A star has fallen from the Cuban music firmament, as Celina Gonzalez, the queen of música güajira or Cuban country music, passed away in Havana at age 85.
The Cuban Music Institute confirmed the news Wednesday of the woman who along with Reutilio Dominguez immortalized the song “Que Viva Chango.” Celina was born in Jovellanos, Matanzas on March 16, 1929 but began her music career in Santiago de Cuba where she met Reutilio Domínguez at age 16. Reutilio was a skilled guitarist and second vocal who became her stage partner and husband.
Their musical backgrounds were on Cuban country music styles like Punto, Decima and Montuno. But living in Santiago de Cuba, the musical absorption of Afro-Cuban religious influences into their work was inevitable. Mixing both cultural currents (white countryside music and Santería) probably was Celinas greatest contribution to Cuban culture — a mix that in her time had never done before.
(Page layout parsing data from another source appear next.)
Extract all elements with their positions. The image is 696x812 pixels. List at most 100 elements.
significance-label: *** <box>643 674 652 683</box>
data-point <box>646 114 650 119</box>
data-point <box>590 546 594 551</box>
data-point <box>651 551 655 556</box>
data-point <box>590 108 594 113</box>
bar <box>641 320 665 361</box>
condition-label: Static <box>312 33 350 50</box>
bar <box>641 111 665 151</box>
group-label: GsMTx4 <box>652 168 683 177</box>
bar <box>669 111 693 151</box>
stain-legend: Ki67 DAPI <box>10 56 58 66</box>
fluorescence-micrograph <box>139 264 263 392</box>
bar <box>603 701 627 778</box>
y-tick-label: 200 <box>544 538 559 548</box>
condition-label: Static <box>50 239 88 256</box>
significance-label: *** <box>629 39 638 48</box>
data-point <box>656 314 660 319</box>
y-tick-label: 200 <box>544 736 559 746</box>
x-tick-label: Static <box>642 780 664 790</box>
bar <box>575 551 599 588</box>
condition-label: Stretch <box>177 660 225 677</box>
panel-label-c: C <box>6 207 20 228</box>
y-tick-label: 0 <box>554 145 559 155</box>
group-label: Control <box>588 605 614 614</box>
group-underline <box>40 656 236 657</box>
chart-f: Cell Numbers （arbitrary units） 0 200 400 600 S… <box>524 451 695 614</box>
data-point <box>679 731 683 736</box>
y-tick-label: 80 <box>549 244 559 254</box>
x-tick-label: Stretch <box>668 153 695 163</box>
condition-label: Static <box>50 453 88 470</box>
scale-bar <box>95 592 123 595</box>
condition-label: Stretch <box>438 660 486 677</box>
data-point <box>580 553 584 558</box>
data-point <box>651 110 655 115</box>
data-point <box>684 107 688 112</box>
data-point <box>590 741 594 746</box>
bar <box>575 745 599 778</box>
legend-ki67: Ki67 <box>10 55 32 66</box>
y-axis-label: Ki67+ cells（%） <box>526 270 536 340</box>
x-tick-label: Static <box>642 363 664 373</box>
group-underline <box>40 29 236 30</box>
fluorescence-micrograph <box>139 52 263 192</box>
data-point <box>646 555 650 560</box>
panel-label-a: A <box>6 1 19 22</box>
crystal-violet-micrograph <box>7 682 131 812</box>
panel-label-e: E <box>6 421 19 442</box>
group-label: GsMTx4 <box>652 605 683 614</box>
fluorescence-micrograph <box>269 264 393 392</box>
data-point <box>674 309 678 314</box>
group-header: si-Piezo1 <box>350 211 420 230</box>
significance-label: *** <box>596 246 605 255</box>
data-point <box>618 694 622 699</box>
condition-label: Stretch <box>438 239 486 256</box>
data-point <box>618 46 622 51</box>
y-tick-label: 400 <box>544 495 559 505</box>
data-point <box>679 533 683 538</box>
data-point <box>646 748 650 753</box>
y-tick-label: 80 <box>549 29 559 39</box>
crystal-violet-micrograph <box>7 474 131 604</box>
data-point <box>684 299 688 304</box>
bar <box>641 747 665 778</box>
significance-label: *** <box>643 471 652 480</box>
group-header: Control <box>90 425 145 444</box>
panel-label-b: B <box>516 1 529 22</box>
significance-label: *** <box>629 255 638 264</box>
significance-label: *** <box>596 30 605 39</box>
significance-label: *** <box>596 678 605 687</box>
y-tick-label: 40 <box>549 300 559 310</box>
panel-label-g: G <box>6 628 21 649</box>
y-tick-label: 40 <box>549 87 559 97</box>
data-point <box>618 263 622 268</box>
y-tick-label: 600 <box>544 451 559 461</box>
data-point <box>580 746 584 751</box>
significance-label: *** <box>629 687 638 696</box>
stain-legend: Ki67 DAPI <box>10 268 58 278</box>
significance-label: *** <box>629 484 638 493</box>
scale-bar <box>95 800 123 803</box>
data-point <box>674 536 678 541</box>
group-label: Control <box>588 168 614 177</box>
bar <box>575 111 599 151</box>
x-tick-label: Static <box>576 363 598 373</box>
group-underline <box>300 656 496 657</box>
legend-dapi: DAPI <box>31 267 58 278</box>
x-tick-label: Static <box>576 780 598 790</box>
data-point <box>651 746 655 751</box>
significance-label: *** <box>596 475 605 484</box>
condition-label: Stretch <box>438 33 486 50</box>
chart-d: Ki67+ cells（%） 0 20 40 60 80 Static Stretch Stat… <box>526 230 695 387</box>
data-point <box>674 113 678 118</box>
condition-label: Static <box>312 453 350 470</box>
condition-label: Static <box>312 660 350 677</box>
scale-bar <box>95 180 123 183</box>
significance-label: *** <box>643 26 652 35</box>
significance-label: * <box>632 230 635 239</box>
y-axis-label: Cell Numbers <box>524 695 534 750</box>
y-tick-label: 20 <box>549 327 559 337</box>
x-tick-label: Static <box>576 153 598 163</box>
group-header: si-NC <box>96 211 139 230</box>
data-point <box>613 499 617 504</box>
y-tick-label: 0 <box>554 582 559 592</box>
Still in Santiago, the duo met prominent Guaracha singer and songwriter Ñico Saquito from whom they incorporated Son and Guaracha rhythms. Saquito took them to try fortune in Havana in 1948, performing at national scale events in both radio and television.
Celina Gonzalez’s rise to fame
Celina y Reutilio quickly became the most important act in the Musica Campesina scene. They collaborated with some of the most important Latin musicians of the time including Trio Los Panchos, Benny Moré, and Celia Cruz. Their popularity spread beyond the Cuban shores. They were very successful in Colombia, Venezuela, Ecuador, Mexico, Dominican Republic, and Puerto Rico.
Que Viva Chango! and Yo Soy el Punto Cubano are two of the most famous songs Celina y Reutilio ever wrote. Their musical talents combined like catsup and mustard.
You are the poetess so due the lyrics then Ill do the music, Celina commented in an interview on how they composed Que Viva Chango!
However, the duo dissolved in 1964. Reutilio returned to his birth town Guantanamo where he died in 1972 and Celina continued her career as a soloist touring Cuba, Latin America and Europe.
She joined her son Lázaro Reutilio Domínguez to bring back the duo repertoire in 1981. Her unmistakable potent clear voice became the quintessential of female Güajira singing, influencing singers like Albita Rodriguez and Eduardo Antonio who began their career singing Cuban country music.
Her voice was eclipsed by a cerebrovascular disease, which she dealt with for more than a decade. She suffered a stroke while visiting her family in Miami in 2000, which kept her hospitalized in the Jackson Memorial Hospital for more than a year. She later returned to the island but never performed on stage again. However, 50 Años . Como Una Reina, a record she had recorded with her son in 1999, was nominated for a Latin Grammy in the category of Best Traditional Tropical Album in 2001.
As many Cuban artists, Celina didnt escape politics. She was hardly criticized by many Cuban exiles for decades because she was one of the big stars that remained in the island after Castro took over the country in 1959. She and Reutilio actually made a version of Que Viva Chango! titled Que Viva Fidel.
But, what most agree on (in the island and elsewhere) is that she is the most recognizable voice of Cuban country music -not only as a female voice but of the genre as a whole. She was the greatest Cuban voice that U.S. audiences never got to hear, said Qbadisc founder and music historian Ned Sublette.
She was awarded with the Cuban National Music Prize in 2002 and the Golden Picasso medal by UNESCO just two years ago.